Message ID | cover.1607477897.git.asml.silence@gmail.com (mailing list archive) |
---|---|
Headers | show |
Series | nocopy bvec for direct IO | expand |
On Wed, Dec 09, 2020 at 02:19:50AM +0000, Pavel Begunkov wrote: > A benchmark got me 430KIOPS vs 540KIOPS, or +25% on bare metal. And perf > shows that bio_iov_iter_get_pages() was taking ~20%. The test is pretty > silly, but still imposing. I'll redo it closer to reality for next > iteration, anyway need to double check some cases. That is pretty impressive. But I only got this cover letter, not the actual patches..
On 09/12/2020 06:50, Christoph Hellwig wrote: > On Wed, Dec 09, 2020 at 02:19:50AM +0000, Pavel Begunkov wrote: >> A benchmark got me 430KIOPS vs 540KIOPS, or +25% on bare metal. And perf >> shows that bio_iov_iter_get_pages() was taking ~20%. The test is pretty >> silly, but still imposing. I'll redo it closer to reality for next >> iteration, anyway need to double check some cases. > > That is pretty impressive. The difference will go down with BS=~1-2 pages, just need to to find a moment to test properly. > But I only got this cover letter, not the > actual patches.. Apologies, that goes for everyone as lost CCs in the patches.
On 12/8/20 7:19 PM, Pavel Begunkov wrote: > The idea is to avoid copying, merging, etc. bvec from iterator to bio > in direct I/O and use the one we've already got. Hook it up for io_uring. > Had an eye on it for a long, and it also was brought up by Matthew > just recently. Let me know if I forgot or misplaced some tags. > > A benchmark got me 430KIOPS vs 540KIOPS, or +25% on bare metal. And perf > shows that bio_iov_iter_get_pages() was taking ~20%. The test is pretty > silly, but still imposing. I'll redo it closer to reality for next > iteration, anyway need to double check some cases. > > If same applied to iomap, common chunck can be moved from block_dev > into bio_iov_iter_get_pages(), but if there any benefit for filesystems, > they should explicitly opt in with ITER_BVEC_FLAG_FIXED. Ran this on a real device, and I get a 10% bump in performance with it. That's pretty amazing! So please do pursue this one and pull it to completion.
On Wed, Dec 09, 2020 at 02:19:50AM +0000, Pavel Begunkov wrote: > The idea is to avoid copying, merging, etc. bvec from iterator to bio > in direct I/O and use the one we've already got. Hook it up for io_uring. > Had an eye on it for a long, and it also was brought up by Matthew > just recently.
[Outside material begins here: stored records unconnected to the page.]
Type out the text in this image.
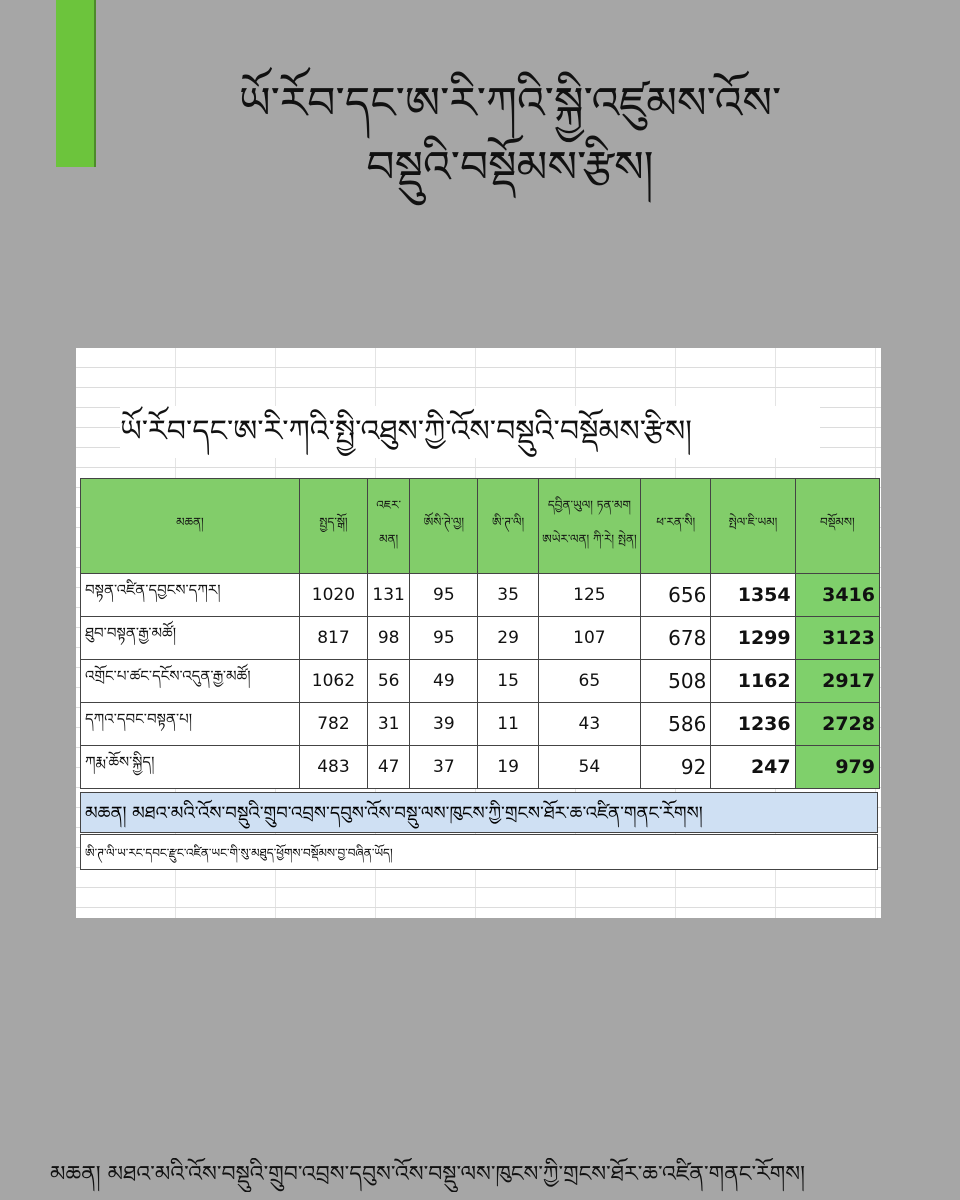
ཡོ་རོབ་དང་ཨ་རི་ཀའི་སྐྱི་འཛུམས་འོས་
བསྡུའི་བསྡོམས་རྩིས།
ཡོ་རོབ་དང་ཨ་རི་ཀའི་སྤྱི་འཐུས་ཀྱི་འོས་བསྡུའི་བསྡོམས་རྩིས།
མཆན།	སྤྱད་སྒོ།	འཇར་མན།	ཨོསི་ཊེ་ལྱ།	ཨི་ཊ་ལི།	དབྱིན་ཡུལ། ཏན་མག ཨཡེར་ལན། ཀི་རེ། སྤེན།	ཕ་རན་སི།	སྤེལ་ཇི་ཡམ།	བསྡོམས།
བསྟན་འཛིན་དབྱངས་དཀར།	1020	131	95	35	125	656	1354	3416
ཐུབ་བསྟན་རྒྱ་མཚོ།	817	98	95	29	107	678	1299	3123
འགྲོང་པ་ཚང་དངོས་འདུན་རྒྱ་མཚོ།	1062	56	49	15	65	508	1162	2917
དཀའ་དབང་བསྟན་པ།	782	31	39	11	43	586	1236	2728
ཀརྨ་ཆོས་སྐྱིད།	483	47	37	19	54	92	247	979
མཆན། མཐའ་མའི་འོས་བསྡུའི་གྲུབ་འབྲས་དབུས་འོས་བསྡུ་ལས་ཁུངས་ཀྱི་གྲངས་ཐོར་ཆ་འཛིན་གནང་རོགས།
ཨི་ཊ་ལི་ཡ་རང་དབང་རྫུང་འཛིན་ཡང་གི་སུ་མཐུད་ཕྱོགས་བསྡོམས་བྱ་བཞིན་ཡོད།
མཆན། མཐའ་མའི་འོས་བསྡུའི་གྲུབ་འབྲས་དབུས་འོས་བསྡུ་ལས་ཁུངས་ཀྱི་གྲངས་ཐོར་ཆ་འཛིན་གནང་རོགས།
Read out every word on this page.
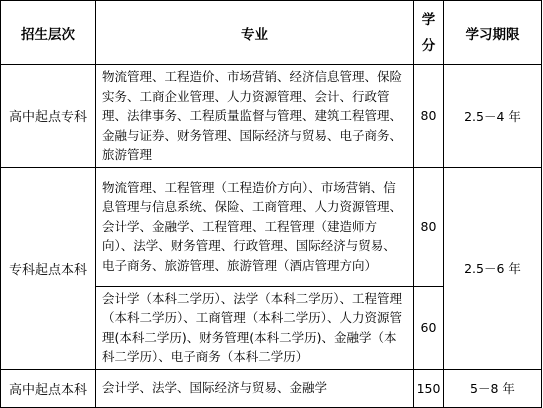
招生层次	专业	学分	学习期限
高中起点专科	物流管理、工程造价、市场营销、经济信息管理、保险实务、工商企业管理、人力资源管理、会计、行政管理、法律事务、工程质量监督与管理、建筑工程管理、金融与证券、财务管理、国际经济与贸易、电子商务、旅游管理	80	2.5－4 年
专科起点本科	物流管理、工程管理（工程造价方向）、市场营销、信息管理与信息系统、保险、工商管理、人力资源管理、会计学、金融学、工程管理、工程管理（建造师方向）、法学、财务管理、行政管理、国际经济与贸易、电子商务、旅游管理、旅游管理（酒店管理方向）	80	2.5－6 年
	会计学（本科二学历）、法学（本科二学历）、工程管理（本科二学历）、工商管理（本科二学历）、人力资源管理(本科二学历)、财务管理(本科二学历)、金融学（本科二学历）、电子商务（本科二学历）	60	
高中起点本科	会计学、法学、国际经济与贸易、金融学	150	5－8 年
Let me know if I forgot or misplaced some tags. > > A benchmark got me 430KIOPS vs 540KIOPS, or +25% on bare metal. And perf > shows that bio_iov_iter_get_pages() was taking ~20%. The test is pretty > silly, but still imposing. I'll redo it closer to reality for next > iteration, anyway need to double check some cases. > > If same applied to iomap, common chunck can be moved from block_dev > into bio_iov_iter_get_pages(), but if there any benefit for filesystems, > they should explicitly opt in with ITER_BVEC_FLAG_FIXED. To reiterate what hch said - this "opt in" is wrong. Out-of-tree code that does async IO on bvec-backed iov_iter, setting it up on its own will have to adapt, that all. iov_iter and its users are already in serious need of simplification and cleanups; piling more on top of that would be a bloody bad idea. Proposed semantics change for bvec-backed iov_iter makes a lot of sense, so let's make sure that everything in tree can live with it, document the change and switch to better semantics. This thing should be unconditional. Document it in D/f/porting and if something out of tree complains, it's their problem - not ours.
On 09/12/2020 16:53, Jens Axboe wrote: > On 12/8/20 7:19 PM, Pavel Begunkov wrote: >> The idea is to avoid copying, merging, etc. bvec from iterator to bio >> in direct I/O and use the one we've already got. Hook it up for io_uring. >> Had an eye on it for a long, and it also was brought up by Matthew >> just recently. Let me know if I forgot or misplaced some tags. >> >> A benchmark got me 430KIOPS vs 540KIOPS, or +25% on bare metal. And perf >> shows that bio_iov_iter_get_pages() was taking ~20%. The test is pretty >> silly, but still imposing. I'll redo it closer to reality for next >> iteration, anyway need to double check some cases. >> >> If same applied to iomap, common chunck can be moved from block_dev >> into bio_iov_iter_get_pages(), but if there any benefit for filesystems, >> they should explicitly opt in with ITER_BVEC_FLAG_FIXED. > > Ran this on a real device, and I get a 10% bump in performance with it. > That's pretty amazing! So please do pursue this one and pull it to > completion. I'm curious, what block size did you use?